Provision of rehabilitation care has a long tradition in Norway. The approach to rehabilitation has evolved from a narrow (medical) focus on restoring lost functions to a more comprehensive approach incorporating nonmedical (e.g. social, economic) factors and involving comprehensive cooperation between several sectors and areas of care. In May 2018 the amendment of the “Regulation for habilitation/rehabilitation, individual plan and co-ordinator” changed the definition of habilitation and rehabilitation and centred it more on the patient. According to this regulation, rehabilitation (and habilitation) should be based on the life situation and goals of the individual patient who has or is at risk of impaired physical, mental, cognitive or social ability and give them the opportunity to achieve optimal functional ability, sense of life achievement, independence and participation in education and work, on a personal and societal level. It should comprise targeted processes in a range of settings, with cooperation between patients, next of kin and service providers. Processes should be coordinated, continuous and knowledge-based.
Rehabilitation is provided at both primary (physiotherapy, occupational therapy, etc.) and secondary (specialized rehabilitation) levels. As in other countries, Norway has in the last two decades also developed some intermediate rehabilitation services based on shared care between specialized and primary health care.
Primary care rehabilitation is provided in the community – in patients’ homes, schools and institutions run by the municipalities (e.g. nursing homes). Services are provided by medical doctors, physiotherapists, nurses and midwives. Primary care rehabilitation is available for somatic as well as psychiatric patients and can be accessed through a referral from a primary care physician.
Secondary rehabilitation services are provided in hospitals in dedicated rehabilitation departments or other units, such as rheumatology or neurology departments. Rehabilitation, especially postoperative rehabilitation, may also be provided in private rehabilitation institutions contracted by the RHAs; this is free of charge if the patient is referred by a GP or a hospital. Rehabilitation services for patients with specific conditions are also available in specialist hospitals (e.g. children’s hospitals treating pulmonary conditions, asthma and allergy) and competence centres (e.g. competence centres for rare diseases).
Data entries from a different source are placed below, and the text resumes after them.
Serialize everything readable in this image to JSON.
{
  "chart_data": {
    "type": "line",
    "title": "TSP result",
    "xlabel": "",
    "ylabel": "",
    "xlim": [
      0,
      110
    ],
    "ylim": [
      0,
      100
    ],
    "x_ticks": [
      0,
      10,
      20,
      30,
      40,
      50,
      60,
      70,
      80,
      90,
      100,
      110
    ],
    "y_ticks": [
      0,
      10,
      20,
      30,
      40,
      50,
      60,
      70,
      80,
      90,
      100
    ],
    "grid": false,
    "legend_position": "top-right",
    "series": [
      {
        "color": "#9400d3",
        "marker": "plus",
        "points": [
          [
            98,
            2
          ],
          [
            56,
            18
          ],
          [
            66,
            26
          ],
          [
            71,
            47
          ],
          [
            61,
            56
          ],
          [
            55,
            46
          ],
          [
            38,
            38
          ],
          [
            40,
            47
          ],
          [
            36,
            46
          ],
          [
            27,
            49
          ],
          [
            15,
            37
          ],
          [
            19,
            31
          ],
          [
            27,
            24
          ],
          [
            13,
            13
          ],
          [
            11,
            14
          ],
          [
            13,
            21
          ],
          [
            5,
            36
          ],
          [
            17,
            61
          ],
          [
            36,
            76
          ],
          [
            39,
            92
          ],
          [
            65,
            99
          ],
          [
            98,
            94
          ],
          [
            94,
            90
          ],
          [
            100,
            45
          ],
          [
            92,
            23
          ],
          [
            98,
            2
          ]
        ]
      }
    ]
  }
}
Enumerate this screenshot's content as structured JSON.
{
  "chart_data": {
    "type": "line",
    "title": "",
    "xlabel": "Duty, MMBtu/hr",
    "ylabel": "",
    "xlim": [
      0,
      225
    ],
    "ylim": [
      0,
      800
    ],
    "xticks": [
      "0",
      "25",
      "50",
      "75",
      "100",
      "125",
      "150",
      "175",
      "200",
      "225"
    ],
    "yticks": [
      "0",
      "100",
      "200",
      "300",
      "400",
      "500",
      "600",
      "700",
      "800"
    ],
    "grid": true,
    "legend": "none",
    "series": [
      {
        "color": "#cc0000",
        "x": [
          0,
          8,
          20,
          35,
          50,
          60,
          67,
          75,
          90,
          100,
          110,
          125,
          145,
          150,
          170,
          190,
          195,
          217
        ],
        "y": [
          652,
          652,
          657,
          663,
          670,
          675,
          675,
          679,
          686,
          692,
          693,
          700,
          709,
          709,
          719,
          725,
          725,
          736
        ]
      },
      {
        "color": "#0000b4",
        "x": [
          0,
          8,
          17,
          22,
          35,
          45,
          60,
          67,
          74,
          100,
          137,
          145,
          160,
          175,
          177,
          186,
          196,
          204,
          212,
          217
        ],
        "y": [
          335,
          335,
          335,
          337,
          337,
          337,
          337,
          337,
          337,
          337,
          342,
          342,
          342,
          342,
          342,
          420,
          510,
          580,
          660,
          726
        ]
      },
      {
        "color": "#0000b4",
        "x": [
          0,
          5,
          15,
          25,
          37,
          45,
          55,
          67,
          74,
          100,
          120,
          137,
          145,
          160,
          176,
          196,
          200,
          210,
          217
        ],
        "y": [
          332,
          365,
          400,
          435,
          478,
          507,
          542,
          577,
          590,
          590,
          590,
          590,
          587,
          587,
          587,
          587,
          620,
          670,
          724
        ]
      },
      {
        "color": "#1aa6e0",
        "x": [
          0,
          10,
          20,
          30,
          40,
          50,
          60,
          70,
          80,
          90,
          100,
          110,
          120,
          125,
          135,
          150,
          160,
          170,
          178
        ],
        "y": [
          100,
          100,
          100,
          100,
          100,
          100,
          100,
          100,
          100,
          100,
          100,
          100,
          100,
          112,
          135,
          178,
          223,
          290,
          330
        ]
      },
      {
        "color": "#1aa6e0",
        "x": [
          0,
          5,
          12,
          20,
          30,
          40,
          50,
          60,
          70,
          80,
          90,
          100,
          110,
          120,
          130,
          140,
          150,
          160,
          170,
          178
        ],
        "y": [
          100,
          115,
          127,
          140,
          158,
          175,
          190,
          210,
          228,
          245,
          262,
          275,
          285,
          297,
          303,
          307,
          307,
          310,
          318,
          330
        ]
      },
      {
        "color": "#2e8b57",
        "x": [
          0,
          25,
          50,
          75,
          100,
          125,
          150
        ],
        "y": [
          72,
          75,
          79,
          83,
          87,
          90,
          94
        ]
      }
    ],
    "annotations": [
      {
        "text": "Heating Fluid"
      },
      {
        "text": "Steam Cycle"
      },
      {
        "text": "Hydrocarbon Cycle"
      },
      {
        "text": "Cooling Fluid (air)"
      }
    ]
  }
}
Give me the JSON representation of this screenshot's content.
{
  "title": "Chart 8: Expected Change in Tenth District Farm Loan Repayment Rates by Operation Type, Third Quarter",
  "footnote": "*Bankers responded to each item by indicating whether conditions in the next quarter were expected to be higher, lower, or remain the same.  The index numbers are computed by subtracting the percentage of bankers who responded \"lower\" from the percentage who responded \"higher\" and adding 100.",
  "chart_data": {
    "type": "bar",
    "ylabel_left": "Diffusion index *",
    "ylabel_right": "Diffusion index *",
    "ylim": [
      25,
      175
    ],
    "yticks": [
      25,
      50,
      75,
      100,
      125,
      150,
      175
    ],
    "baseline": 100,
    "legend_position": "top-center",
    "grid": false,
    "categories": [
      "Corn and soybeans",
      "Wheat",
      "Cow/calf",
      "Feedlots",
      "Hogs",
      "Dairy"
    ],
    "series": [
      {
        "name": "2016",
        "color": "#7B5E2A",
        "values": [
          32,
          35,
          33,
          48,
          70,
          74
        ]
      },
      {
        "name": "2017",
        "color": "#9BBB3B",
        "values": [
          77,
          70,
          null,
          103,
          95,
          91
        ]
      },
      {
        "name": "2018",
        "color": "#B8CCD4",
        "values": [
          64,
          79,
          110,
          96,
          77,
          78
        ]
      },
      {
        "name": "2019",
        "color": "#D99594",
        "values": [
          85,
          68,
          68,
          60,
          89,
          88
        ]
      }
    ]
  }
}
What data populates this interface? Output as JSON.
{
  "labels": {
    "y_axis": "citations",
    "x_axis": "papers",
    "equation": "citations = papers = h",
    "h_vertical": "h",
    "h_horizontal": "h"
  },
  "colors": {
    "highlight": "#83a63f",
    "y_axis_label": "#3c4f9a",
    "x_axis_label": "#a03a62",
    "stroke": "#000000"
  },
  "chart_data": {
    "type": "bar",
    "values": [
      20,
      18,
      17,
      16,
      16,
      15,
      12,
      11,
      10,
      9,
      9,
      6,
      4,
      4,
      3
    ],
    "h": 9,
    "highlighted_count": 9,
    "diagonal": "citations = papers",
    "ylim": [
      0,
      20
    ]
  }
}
Since 2017 patients have been able to choose to receive rehabilitation services outside their RHA, but most patients (97%) receive rehabilitation within their own RHA. The exception is the Northern Norway RHA, where the respective share is 92%.
Municipalities as well as RHAs are jointly responsible for coordinating rehabilitation services. This is done through designated “coordination units”. The units facilitate cooperation between health care providers and the NAV and its local offices and user organizations. Coordination activities include registration of rehabilitation needs; designing and following individual holistic (ensuring interdisciplinary approaches) rehabilitation plans; and initiating, administering and monitoring multidisciplinary rehabilitation teams, which constitute the core of cooperation between different service providers.
In 2017, 54 000 patients received rehabilitation services from the specialist health service and 14 000 patients received rehabilitation in the municipalities (Norwegian Directorate of Health, 2018d). Institutional rehabilitation within the municipalities is usually provided to older patients (85% of patients in 2017 were aged 70+) (Mørk et al., 2018). In 2017 over 27 870 patients received rehabilitation care in hospitals, nearly 50% of them as outpatients or day-care patients (Norwegian Directorate of Health, 2018d). Almost as many patients (27 393) received treatment in private institutions (mainly in an inpatient setting). The average length of stay was about three weeks.
According to the Action plan for habilitation and rehabilitation for 2017–2019, there are several challenges within the rehabilitation sector (Norwegian Ministry of Health and Care Services, 2017b). The key challenges are: ensuring sufficient resources to allow the maintenance of an adequate capacity of rehabilitation care; development of individual rehabilitation programmes in a way that provides equitable access to services; ensuring sufficient cross-sectoral cooperation and coordination across administrative levels and professional groups; and eliciting the active participation of users.